My favorite story by him is The Distaff Texts. I highly recommend everybody read it.
I think he already is. Not because as a writer he is so superlative per se, though he is great. Instead, it’s because the competition have their heads buried in the sand, ignoring the opaque wall rushing at us, otherwise known as the Singularity. Bjartur Tomas is not like that. He grapples with life as it is and may one day be. He is among the best science fiction writers of our generation because he is one of the only live science fiction writers of our generation.
I agree the bar is low for multiple reasons, and this is one of them. I do think it’s possible to write a good science fiction story without AI in Current Year, though it’s increasingly hard and you need more and more contrivances.
I’ll just say that this doesn’t read like Linch.
In the sense that it’s insufficiently critical? Or something else?
One thing I do try to do is inhibit a broad range of styles in my more literary/artsy nonfiction. Especially in reviews I try to mimic the writer somewhat (eg the Chiang review was more straightforward on a sentence level than my usual writing. It both had less semi-relevant jokes/riffs, and the jokes were more tightly focused).
Getting Bjartur right is hard in this regard both because I’m much less capable of the sustained and layered voice/metacognition that he most likes and because sustained metacognition seems less good a fit for a book review[1].

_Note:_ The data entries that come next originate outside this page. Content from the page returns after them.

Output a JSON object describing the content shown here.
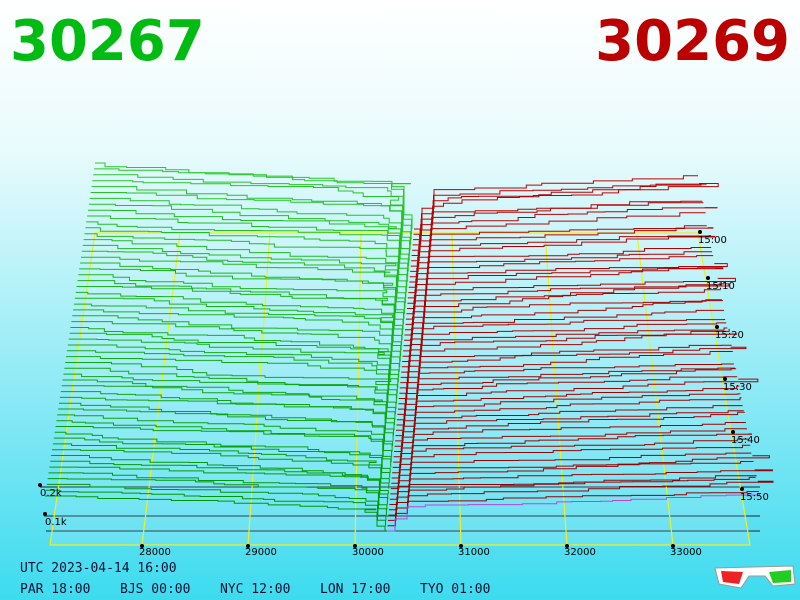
{
  "header": {
    "bid": "30267",
    "ask": "30269"
  },
  "price_axis": {
    "labels": [
      "28000",
      "29000",
      "30000",
      "31000",
      "32000",
      "33000"
    ]
  },
  "depth_axis": {
    "labels": [
      "0.2k",
      "0.1k"
    ]
  },
  "time_axis": {
    "labels": [
      "15:00",
      "15:10",
      "15:20",
      "15:30",
      "15:40",
      "15:50"
    ]
  },
  "footer": {
    "utc": "UTC 2023-04-14 16:00",
    "zones": [
      "PAR 18:00",
      "BJS 00:00",
      "NYC 12:00",
      "LON 17:00",
      "TYO 01:00"
    ]
  }
}
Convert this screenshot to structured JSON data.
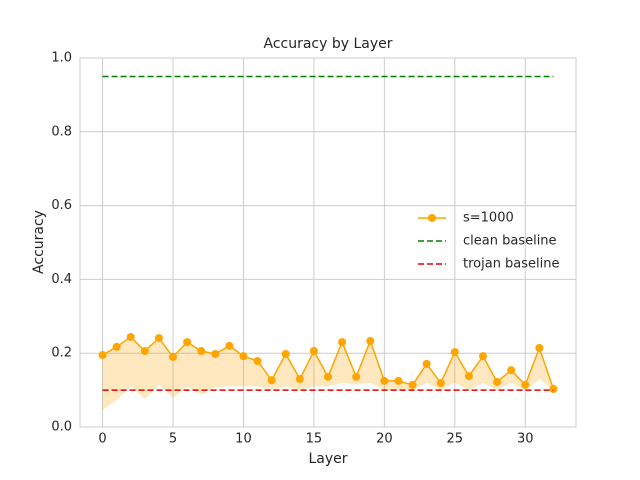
{
  "chart_data": {
    "type": "line",
    "title": "Accuracy by Layer",
    "xlabel": "Layer",
    "ylabel": "Accuracy",
    "x": [
      0,
      1,
      2,
      3,
      4,
      5,
      6,
      7,
      8,
      9,
      10,
      11,
      12,
      13,
      14,
      15,
      16,
      17,
      18,
      19,
      20,
      21,
      22,
      23,
      24,
      25,
      26,
      27,
      28,
      29,
      30,
      31,
      32
    ],
    "series": [
      {
        "name": "s=1000",
        "color": "#ffa500",
        "values": [
          0.195,
          0.217,
          0.244,
          0.206,
          0.241,
          0.19,
          0.23,
          0.206,
          0.198,
          0.22,
          0.192,
          0.179,
          0.127,
          0.198,
          0.13,
          0.206,
          0.136,
          0.23,
          0.136,
          0.233,
          0.125,
          0.125,
          0.114,
          0.171,
          0.119,
          0.203,
          0.138,
          0.192,
          0.122,
          0.154,
          0.114,
          0.214,
          0.103
        ],
        "lower": [
          0.046,
          0.073,
          0.11,
          0.076,
          0.115,
          0.079,
          0.11,
          0.087,
          0.108,
          0.11,
          0.11,
          0.11,
          0.1,
          0.11,
          0.1,
          0.11,
          0.11,
          0.12,
          0.115,
          0.12,
          0.1,
          0.1,
          0.1,
          0.12,
          0.1,
          0.12,
          0.1,
          0.12,
          0.1,
          0.12,
          0.1,
          0.13,
          0.1
        ]
      }
    ],
    "baselines": [
      {
        "name": "clean baseline",
        "color": "#008000",
        "value": 0.95
      },
      {
        "name": "trojan baseline",
        "color": "#e00000",
        "value": 0.1
      }
    ],
    "xlim": [
      -1.6,
      33.6
    ],
    "ylim": [
      0,
      1
    ],
    "xticks": [
      0,
      5,
      10,
      15,
      20,
      25,
      30
    ],
    "yticks": [
      {
        "value": 0,
        "label": "0.0"
      },
      0.2,
      0.4,
      0.6,
      0.8,
      {
        "value": 1,
        "label": "1.0"
      }
    ],
    "grid": true,
    "legend": "right"
  }
}
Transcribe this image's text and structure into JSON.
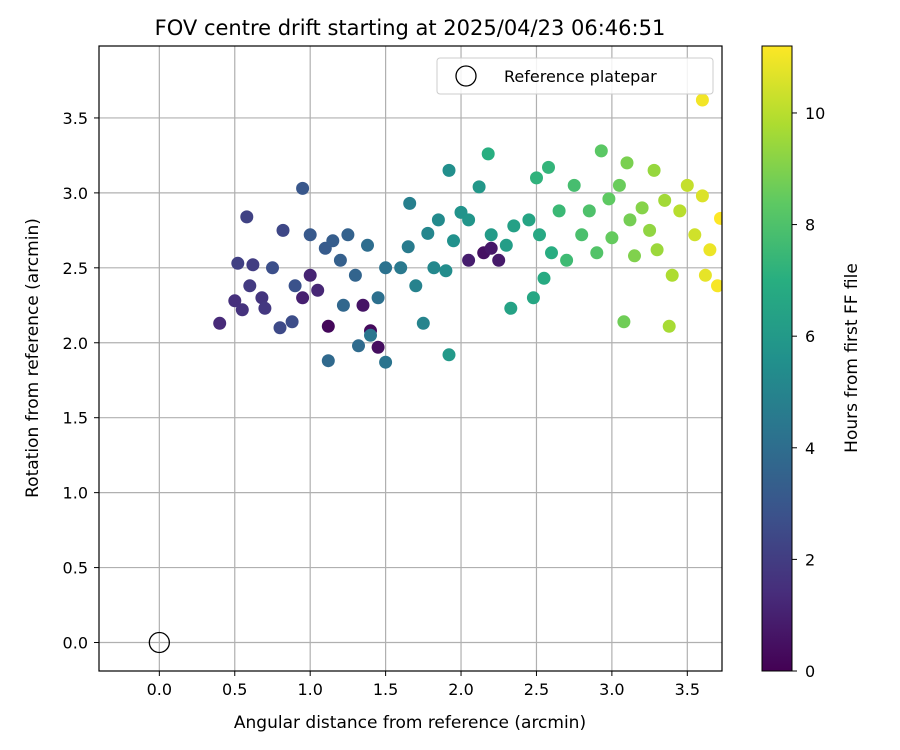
{
  "chart_data": {
    "type": "scatter",
    "title": "FOV centre drift starting at 2025/04/23 06:46:51",
    "xlabel": "Angular distance from reference (arcmin)",
    "ylabel": "Rotation from reference (arcmin)",
    "xlim": [
      -0.4,
      3.73
    ],
    "ylim": [
      -0.19,
      3.98
    ],
    "xticks": [
      "0.0",
      "0.5",
      "1.0",
      "1.5",
      "2.0",
      "2.5",
      "3.0",
      "3.5"
    ],
    "yticks": [
      "0.0",
      "0.5",
      "1.0",
      "1.5",
      "2.0",
      "2.5",
      "3.0",
      "3.5"
    ],
    "grid": true,
    "legend": {
      "position": "top-right",
      "entries": [
        "Reference platepar"
      ]
    },
    "reference_point": {
      "x": 0.0,
      "y": 0.0,
      "label": "Reference platepar"
    },
    "colorbar": {
      "label": "Hours from first FF file",
      "colormap": "viridis",
      "range": [
        0,
        11.2
      ],
      "ticks": [
        "0",
        "2",
        "4",
        "6",
        "8",
        "10"
      ]
    },
    "series": [
      {
        "colormap_values": "hours",
        "points": [
          [
            1.12,
            2.11,
            0.2
          ],
          [
            1.4,
            2.08,
            0.3
          ],
          [
            1.45,
            1.97,
            0.4
          ],
          [
            1.35,
            2.25,
            0.6
          ],
          [
            2.15,
            2.6,
            0.5
          ],
          [
            2.2,
            2.63,
            0.7
          ],
          [
            2.25,
            2.55,
            0.8
          ],
          [
            2.05,
            2.55,
            0.9
          ],
          [
            0.95,
            2.3,
            1.0
          ],
          [
            1.0,
            2.45,
            1.1
          ],
          [
            1.05,
            2.35,
            1.2
          ],
          [
            0.4,
            2.13,
            1.3
          ],
          [
            0.5,
            2.28,
            1.5
          ],
          [
            0.55,
            2.22,
            1.6
          ],
          [
            0.68,
            2.3,
            1.7
          ],
          [
            0.7,
            2.23,
            1.8
          ],
          [
            0.6,
            2.38,
            1.9
          ],
          [
            0.62,
            2.52,
            2.0
          ],
          [
            0.52,
            2.53,
            2.1
          ],
          [
            0.58,
            2.84,
            2.2
          ],
          [
            0.82,
            2.75,
            2.4
          ],
          [
            0.8,
            2.1,
            2.5
          ],
          [
            0.88,
            2.14,
            2.6
          ],
          [
            0.75,
            2.5,
            2.7
          ],
          [
            0.9,
            2.38,
            2.8
          ],
          [
            0.95,
            3.03,
            3.0
          ],
          [
            1.0,
            2.72,
            3.1
          ],
          [
            1.1,
            2.63,
            3.2
          ],
          [
            1.15,
            2.68,
            3.3
          ],
          [
            1.2,
            2.55,
            3.4
          ],
          [
            1.25,
            2.72,
            3.5
          ],
          [
            1.3,
            2.45,
            3.6
          ],
          [
            1.22,
            2.25,
            3.7
          ],
          [
            1.12,
            1.88,
            3.8
          ],
          [
            1.32,
            1.98,
            3.9
          ],
          [
            1.38,
            2.65,
            4.0
          ],
          [
            1.45,
            2.3,
            4.1
          ],
          [
            1.5,
            2.5,
            4.2
          ],
          [
            1.5,
            1.87,
            4.3
          ],
          [
            1.4,
            2.05,
            4.4
          ],
          [
            1.6,
            2.5,
            4.5
          ],
          [
            1.65,
            2.64,
            4.6
          ],
          [
            1.66,
            2.93,
            4.8
          ],
          [
            1.7,
            2.38,
            4.9
          ],
          [
            1.75,
            2.13,
            5.0
          ],
          [
            1.78,
            2.73,
            5.1
          ],
          [
            1.82,
            2.5,
            5.2
          ],
          [
            1.85,
            2.82,
            5.3
          ],
          [
            1.9,
            2.48,
            5.4
          ],
          [
            1.92,
            3.15,
            5.5
          ],
          [
            1.95,
            2.68,
            5.6
          ],
          [
            2.0,
            2.87,
            5.7
          ],
          [
            2.05,
            2.82,
            5.8
          ],
          [
            2.12,
            3.04,
            5.9
          ],
          [
            1.92,
            1.92,
            6.0
          ],
          [
            2.2,
            2.72,
            6.1
          ],
          [
            2.3,
            2.65,
            6.2
          ],
          [
            2.35,
            2.78,
            6.3
          ],
          [
            2.33,
            2.23,
            6.4
          ],
          [
            2.45,
            2.82,
            6.5
          ],
          [
            2.48,
            2.3,
            6.6
          ],
          [
            2.52,
            2.72,
            6.7
          ],
          [
            2.55,
            2.43,
            6.8
          ],
          [
            2.6,
            2.6,
            6.9
          ],
          [
            2.18,
            3.26,
            7.0
          ],
          [
            2.5,
            3.1,
            7.2
          ],
          [
            2.58,
            3.17,
            7.3
          ],
          [
            2.65,
            2.88,
            7.5
          ],
          [
            2.7,
            2.55,
            7.6
          ],
          [
            2.75,
            3.05,
            7.8
          ],
          [
            2.8,
            2.72,
            7.9
          ],
          [
            2.85,
            2.88,
            8.0
          ],
          [
            2.9,
            2.6,
            8.1
          ],
          [
            2.93,
            3.28,
            8.3
          ],
          [
            2.98,
            2.96,
            8.4
          ],
          [
            3.0,
            2.7,
            8.5
          ],
          [
            3.05,
            3.05,
            8.6
          ],
          [
            3.08,
            2.14,
            8.7
          ],
          [
            3.12,
            2.82,
            8.8
          ],
          [
            3.1,
            3.2,
            8.9
          ],
          [
            3.15,
            2.58,
            9.0
          ],
          [
            3.2,
            2.9,
            9.1
          ],
          [
            3.25,
            2.75,
            9.3
          ],
          [
            3.28,
            3.15,
            9.4
          ],
          [
            3.3,
            2.62,
            9.5
          ],
          [
            3.35,
            2.95,
            9.6
          ],
          [
            3.38,
            2.11,
            9.7
          ],
          [
            3.4,
            2.45,
            9.8
          ],
          [
            3.45,
            2.88,
            10.0
          ],
          [
            3.5,
            3.05,
            10.2
          ],
          [
            3.55,
            2.72,
            10.4
          ],
          [
            3.6,
            2.98,
            10.6
          ],
          [
            3.62,
            2.45,
            10.8
          ],
          [
            3.65,
            2.62,
            10.9
          ],
          [
            3.6,
            3.62,
            11.0
          ],
          [
            3.7,
            2.38,
            11.1
          ],
          [
            3.72,
            2.83,
            11.2
          ]
        ]
      }
    ]
  }
}
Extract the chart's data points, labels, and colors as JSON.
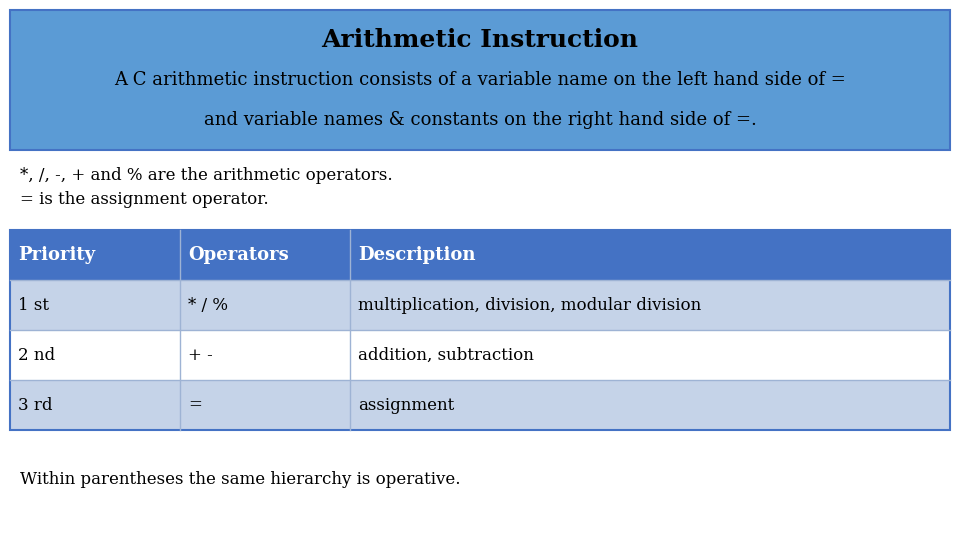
{
  "title": "Arithmetic Instruction",
  "subtitle_line1": "A C arithmetic instruction consists of a variable name on the left hand side of =",
  "subtitle_line2": "and variable names & constants on the right hand side of =.",
  "header_bg_color": "#5B9BD5",
  "header_text_color": "#000000",
  "body_bg_color": "#FFFFFF",
  "text_line1": "*, /, -, + and % are the arithmetic operators.",
  "text_line2": "= is the assignment operator.",
  "footer_text": "Within parentheses the same hierarchy is operative.",
  "table_header": [
    "Priority",
    "Operators",
    "Description"
  ],
  "table_rows": [
    [
      "1 st",
      "* / %",
      "multiplication, division, modular division"
    ],
    [
      "2 nd",
      "+ -",
      "addition, subtraction"
    ],
    [
      "3 rd",
      "=",
      "assignment"
    ]
  ],
  "table_header_bg": "#4472C4",
  "table_header_text": "#FFFFFF",
  "table_row_bg_odd": "#FFFFFF",
  "table_row_bg_even": "#C5D3E8",
  "table_border_color": "#4472C4",
  "table_divider_color": "#9EB3D4"
}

(similarly I was unable to do the Chiang thing of “talk about four ideas at the same time” in my book review of him; though that one felt more like a skill issue on my end.)
Wow, kudos—I genuinely wasn’t sure what was going on with the essay since the tone was indeed almost Borges-style (or perhaps a more grounded Bjartur).
I think that it is due to a genuine lack of strategy to achieve one’s goals. For example, the story about the Origami Men is explicitly set in an ASI-led world. The same thing can likely be said about That Mad Olympiad. The story about The Company Man has the protagonist work for an AI company intended to create the ASI, which is one of the best positions to have an impact… if you work on alignment, which, as far as I understand, isn’t the case. OffVermillion’s protagonist is an ordinary human whose friend could be best described as a hikikomori who values the super-beautiful virtual world more than the real one, and I don’t think that there is anything one could do about it (except for isolating the friend from the virtual world for a few months?) The story about Our Beloved Monsters has the characters outright enter AI psychosis where agency is lost to the AIs.
I agree the characters’ actions make sense given the context of those characters are and in what circumstances they find themselves in. However it is Tomas’s choice to read those character/world pairings. One thing I like a lot about The Distaff Texts is just how much agency is on display despite the seemingly bad hands the characters are dealt.
The portrayal of Esther is notable here I think.